Abraham heard three words from God which are recorded in Genesis 17:1. “Walk before Me.” These three words remind us that we need to know Who we’re doing it for and we need to know how He feels about everything we do in the way of ministry to His people. When there is not much fruit and very few encouraging accolades, it can be a great consolation for faithful servants of the Lord to be reminded of the glorious reality that God has seen and He will never forget our faithful labors.
The story is told of two elderly missionaries who returned to New York after nearly half a century serving in Africa. They had lost their wives in Africa and were very, very lonely in that large city. Sharing their discouragement when they met at the YMCA where they were staying, one of them said to the other, “We are not home yet, George.”
Sometimes the recognition and the reward for faithful service may only come when these words are heard: “Well done good and faithful servant.”
If you are a faithful servant without much affirmation or encouragement let these words console you today.
Dick Woodward, 04 June 2010
July 31, 2012
“I am the vine, you are the branches.” (John 15:5)
The apostles had been in awe of the profound words and miraculous works of Jesus. In their last retreat with Him, Jesus essentially said that the key to His preaching, teaching, and supernatural ministry is that He and the Father are one. The Word of the Father was spoken on earth and the work of the Father was accomplished on earth through Him because He is one with the Father. He then taught them that after His death and resurrection, if they would be at one with Him His Word would be spoken and His work would be done on earth through them.

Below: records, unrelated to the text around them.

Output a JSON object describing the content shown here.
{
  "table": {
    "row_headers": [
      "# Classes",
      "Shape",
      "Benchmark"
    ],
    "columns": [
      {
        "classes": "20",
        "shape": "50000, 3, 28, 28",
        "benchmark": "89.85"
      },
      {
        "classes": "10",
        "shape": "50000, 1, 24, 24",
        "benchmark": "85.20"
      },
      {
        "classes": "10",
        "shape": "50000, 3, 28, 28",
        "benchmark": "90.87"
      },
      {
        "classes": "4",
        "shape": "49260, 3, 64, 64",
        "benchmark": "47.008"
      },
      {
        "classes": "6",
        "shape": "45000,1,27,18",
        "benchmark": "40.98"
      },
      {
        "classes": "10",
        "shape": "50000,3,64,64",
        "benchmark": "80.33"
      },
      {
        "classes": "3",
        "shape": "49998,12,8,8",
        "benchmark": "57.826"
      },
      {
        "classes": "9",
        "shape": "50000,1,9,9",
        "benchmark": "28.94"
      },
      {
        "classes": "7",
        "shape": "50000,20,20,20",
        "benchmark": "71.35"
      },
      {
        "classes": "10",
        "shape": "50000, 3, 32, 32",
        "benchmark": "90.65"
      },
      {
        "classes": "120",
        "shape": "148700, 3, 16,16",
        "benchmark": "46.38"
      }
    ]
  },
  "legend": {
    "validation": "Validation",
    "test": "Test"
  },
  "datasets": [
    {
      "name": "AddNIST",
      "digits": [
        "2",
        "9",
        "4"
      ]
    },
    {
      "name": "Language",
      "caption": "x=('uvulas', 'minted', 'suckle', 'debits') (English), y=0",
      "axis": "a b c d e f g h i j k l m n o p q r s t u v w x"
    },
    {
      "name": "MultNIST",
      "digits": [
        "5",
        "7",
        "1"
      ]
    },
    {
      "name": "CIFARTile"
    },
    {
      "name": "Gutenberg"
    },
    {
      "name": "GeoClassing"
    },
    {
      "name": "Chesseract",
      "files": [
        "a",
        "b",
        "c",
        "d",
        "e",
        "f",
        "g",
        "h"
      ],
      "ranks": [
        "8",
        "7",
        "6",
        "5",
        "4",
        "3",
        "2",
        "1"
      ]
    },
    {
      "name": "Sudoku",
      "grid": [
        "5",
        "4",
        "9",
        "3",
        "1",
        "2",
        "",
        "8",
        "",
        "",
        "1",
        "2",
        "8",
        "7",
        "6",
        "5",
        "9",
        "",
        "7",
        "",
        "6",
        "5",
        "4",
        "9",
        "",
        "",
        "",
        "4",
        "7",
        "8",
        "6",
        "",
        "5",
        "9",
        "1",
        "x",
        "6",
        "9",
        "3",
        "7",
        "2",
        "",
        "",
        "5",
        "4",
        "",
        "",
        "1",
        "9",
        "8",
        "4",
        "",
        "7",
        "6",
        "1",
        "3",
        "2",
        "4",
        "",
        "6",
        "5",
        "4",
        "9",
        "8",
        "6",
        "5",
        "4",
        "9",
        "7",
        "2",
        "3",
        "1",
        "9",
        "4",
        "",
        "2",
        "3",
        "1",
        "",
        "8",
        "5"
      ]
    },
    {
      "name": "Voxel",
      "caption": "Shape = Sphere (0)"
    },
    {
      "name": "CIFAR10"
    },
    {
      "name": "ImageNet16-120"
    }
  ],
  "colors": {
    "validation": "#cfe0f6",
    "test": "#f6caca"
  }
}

While they were in a garden, He pulled down a vine, which had many branches loaded with fruit, and said: “I am the Vine and you are the branches.” In this metaphor the fruit does not grow on the vine. The fruit grows out on the branches because they are properly aligned with the Vine. The branches can bear no fruit without the Vine and the Vine can bear no fruit without the branches. If the Vine, Jesus, wants to see fruit produced, He must pass His life-giving power through the branches, the apostles.
Jesus wants to see this fruit produced far more than the apostles want to be fruitful. By this inspired metaphor, He was actually teaching two propositions: “Without Me, you can do nothing” and, “Without you, I will do nothing.”
It is the plan of God to use the power of God in the people of God to accomplish the purposes of God according to the plan of God. Jesus is a Vine looking for branches.
Are you willing to be one of His branches?